Will release of exploits for software used in “critical infrastructures” be considered ‘cyber weapons’? Will there be legal penalties for releasing them? What better way to push this information further underground, into fewer, dirtier hands.

Comment from Éireann Leverett
Time: May 5, 2009, 10:36 am

During your discussions of other countries, I felt you touched on, but moved too rapidly past an important aspect. You noted that it was not a case of comparing apples to apples, but left out a little depth I think of as valuable.

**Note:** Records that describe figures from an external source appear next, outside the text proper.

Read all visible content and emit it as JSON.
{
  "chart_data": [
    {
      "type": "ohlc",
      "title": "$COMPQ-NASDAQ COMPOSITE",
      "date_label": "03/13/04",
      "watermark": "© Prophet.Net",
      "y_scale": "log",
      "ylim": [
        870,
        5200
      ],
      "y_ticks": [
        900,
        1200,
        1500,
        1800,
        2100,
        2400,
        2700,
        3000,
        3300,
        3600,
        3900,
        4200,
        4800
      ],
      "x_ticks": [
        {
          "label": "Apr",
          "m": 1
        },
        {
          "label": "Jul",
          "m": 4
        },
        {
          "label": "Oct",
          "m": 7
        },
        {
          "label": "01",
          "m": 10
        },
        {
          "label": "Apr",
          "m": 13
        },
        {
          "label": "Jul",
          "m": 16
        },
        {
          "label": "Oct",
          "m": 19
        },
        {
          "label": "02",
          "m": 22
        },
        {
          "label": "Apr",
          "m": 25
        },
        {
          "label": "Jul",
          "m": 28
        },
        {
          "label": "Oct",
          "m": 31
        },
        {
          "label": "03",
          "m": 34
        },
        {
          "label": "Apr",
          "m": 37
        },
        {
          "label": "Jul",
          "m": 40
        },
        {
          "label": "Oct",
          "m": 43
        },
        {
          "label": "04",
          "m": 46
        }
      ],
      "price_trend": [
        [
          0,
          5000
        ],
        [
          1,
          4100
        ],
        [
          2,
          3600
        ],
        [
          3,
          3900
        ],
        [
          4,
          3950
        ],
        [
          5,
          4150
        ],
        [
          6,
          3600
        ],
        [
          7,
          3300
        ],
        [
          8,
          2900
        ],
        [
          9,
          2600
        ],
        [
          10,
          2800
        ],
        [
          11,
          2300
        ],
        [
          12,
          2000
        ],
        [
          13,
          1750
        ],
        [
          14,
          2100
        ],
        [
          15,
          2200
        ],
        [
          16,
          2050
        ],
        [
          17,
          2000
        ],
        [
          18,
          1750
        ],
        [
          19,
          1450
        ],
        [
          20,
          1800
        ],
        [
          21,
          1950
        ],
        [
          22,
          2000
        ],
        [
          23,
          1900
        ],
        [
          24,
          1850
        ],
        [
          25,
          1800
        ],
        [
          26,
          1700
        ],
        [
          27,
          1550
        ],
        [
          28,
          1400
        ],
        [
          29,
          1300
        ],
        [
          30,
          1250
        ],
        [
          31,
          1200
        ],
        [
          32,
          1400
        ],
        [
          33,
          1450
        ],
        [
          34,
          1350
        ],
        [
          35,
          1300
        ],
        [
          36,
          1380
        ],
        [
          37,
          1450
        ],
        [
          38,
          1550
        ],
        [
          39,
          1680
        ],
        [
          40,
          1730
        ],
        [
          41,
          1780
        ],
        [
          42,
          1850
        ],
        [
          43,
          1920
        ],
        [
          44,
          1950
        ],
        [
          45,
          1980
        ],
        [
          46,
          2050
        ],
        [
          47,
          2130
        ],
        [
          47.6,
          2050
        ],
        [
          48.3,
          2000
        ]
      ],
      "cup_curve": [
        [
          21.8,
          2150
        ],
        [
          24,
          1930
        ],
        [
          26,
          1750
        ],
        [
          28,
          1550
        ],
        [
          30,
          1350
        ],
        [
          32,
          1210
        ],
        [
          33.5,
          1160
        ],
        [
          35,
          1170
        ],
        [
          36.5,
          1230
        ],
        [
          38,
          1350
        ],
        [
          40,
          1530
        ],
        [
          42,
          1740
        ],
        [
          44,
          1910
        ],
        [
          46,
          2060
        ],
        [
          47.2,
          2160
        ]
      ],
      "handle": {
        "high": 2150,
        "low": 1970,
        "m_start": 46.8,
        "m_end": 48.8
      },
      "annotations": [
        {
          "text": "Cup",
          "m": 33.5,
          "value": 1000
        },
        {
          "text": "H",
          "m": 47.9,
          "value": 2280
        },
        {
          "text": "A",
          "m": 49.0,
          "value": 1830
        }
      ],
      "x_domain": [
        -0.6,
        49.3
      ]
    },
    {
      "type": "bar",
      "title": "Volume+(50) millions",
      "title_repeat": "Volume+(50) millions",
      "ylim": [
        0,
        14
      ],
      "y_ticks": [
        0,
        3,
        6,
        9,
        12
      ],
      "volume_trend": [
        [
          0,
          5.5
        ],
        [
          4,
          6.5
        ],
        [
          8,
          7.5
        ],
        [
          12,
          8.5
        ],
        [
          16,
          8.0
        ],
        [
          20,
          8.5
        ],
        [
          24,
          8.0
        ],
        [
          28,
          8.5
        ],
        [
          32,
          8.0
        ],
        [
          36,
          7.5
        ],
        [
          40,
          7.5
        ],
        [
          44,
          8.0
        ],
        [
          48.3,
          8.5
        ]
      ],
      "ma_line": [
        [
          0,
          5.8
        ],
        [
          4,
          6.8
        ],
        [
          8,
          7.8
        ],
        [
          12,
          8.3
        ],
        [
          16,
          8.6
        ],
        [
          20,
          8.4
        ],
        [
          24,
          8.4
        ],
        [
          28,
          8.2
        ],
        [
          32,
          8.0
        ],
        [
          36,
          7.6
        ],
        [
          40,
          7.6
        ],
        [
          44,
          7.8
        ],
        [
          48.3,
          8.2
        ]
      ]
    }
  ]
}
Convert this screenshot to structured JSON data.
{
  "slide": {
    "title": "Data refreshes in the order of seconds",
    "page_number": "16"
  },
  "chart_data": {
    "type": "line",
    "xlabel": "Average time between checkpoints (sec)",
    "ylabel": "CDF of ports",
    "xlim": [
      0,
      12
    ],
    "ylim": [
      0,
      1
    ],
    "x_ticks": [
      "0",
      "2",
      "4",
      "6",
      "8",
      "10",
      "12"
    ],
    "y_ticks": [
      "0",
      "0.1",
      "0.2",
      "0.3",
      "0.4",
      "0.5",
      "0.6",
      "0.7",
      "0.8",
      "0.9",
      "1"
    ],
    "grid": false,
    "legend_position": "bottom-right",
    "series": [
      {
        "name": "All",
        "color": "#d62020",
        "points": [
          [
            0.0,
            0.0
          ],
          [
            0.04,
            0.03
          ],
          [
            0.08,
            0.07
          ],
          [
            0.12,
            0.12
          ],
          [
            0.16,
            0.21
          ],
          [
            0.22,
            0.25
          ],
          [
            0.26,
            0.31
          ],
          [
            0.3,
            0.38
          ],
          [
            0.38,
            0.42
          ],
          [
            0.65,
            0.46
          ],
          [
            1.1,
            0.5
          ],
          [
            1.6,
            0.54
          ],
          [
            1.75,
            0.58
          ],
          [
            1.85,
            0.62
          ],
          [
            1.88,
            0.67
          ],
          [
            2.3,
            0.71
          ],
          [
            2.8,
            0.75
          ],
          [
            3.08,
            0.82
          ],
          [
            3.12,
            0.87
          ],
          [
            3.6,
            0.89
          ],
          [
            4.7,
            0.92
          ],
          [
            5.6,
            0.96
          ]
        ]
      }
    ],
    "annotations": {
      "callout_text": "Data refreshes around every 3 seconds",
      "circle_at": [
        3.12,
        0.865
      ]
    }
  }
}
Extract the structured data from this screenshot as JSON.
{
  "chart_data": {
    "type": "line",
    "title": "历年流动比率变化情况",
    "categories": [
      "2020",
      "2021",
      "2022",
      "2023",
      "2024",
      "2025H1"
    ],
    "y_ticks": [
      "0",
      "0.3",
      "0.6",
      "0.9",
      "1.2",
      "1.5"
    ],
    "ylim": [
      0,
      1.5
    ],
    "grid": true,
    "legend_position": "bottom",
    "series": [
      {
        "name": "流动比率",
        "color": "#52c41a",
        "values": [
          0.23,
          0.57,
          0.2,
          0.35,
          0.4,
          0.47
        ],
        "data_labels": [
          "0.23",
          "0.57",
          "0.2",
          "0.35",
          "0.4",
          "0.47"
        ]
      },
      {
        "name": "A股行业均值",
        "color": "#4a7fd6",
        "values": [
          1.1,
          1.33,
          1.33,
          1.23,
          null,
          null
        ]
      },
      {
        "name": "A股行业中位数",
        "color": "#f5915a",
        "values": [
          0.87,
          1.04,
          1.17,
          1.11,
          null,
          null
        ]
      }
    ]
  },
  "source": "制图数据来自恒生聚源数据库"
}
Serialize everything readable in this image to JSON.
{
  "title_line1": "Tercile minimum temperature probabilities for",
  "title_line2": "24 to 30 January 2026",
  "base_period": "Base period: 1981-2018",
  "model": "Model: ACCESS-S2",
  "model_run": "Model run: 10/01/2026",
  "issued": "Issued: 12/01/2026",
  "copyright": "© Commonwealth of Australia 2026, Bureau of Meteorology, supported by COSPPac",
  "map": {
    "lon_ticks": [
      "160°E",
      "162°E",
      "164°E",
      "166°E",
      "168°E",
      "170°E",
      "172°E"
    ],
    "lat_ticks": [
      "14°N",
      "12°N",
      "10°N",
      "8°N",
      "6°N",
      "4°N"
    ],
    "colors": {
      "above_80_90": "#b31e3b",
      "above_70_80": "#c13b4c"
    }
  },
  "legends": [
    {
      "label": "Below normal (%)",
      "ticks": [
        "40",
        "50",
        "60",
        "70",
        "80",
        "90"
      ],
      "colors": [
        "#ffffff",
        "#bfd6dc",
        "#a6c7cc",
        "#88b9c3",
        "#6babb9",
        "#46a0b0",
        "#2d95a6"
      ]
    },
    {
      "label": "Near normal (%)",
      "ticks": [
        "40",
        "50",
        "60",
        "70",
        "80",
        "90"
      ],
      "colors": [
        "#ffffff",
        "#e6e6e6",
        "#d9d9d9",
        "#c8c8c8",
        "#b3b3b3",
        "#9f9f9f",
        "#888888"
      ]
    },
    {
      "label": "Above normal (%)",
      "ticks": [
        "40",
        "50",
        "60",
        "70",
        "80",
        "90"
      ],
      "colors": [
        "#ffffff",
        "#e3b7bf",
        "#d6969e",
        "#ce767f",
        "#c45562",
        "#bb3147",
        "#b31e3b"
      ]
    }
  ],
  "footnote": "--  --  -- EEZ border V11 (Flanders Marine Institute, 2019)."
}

Remember that in some countries the control systems are under nationalised control, or indeed have switched from nationalised to privatised models within the last 30 years. That different business model can produce different approaches. Also, the regulation of the actual network (regardless of security) can be different, and thus (again) produce different approaches.

For example France’s network has a lot of inbuilt redundancy, so that if a generator is offline a particular region can be backfed. That can mean that the cyber threat is at least harder since multiple targets needs to be hit simultaneously. Summing up my point, don’t forget that the engineering itself changes the threat landscape and attack surface.

Lastly, some countries (for example: the UK, Spain, Sri Lanka, and Venezuala) have been dealing with terrorism for quite a long time. This operational knowledge of how to continue functioning in the face of sabotage can make many aspects of awareness raising or infrastructure hardening much much easier.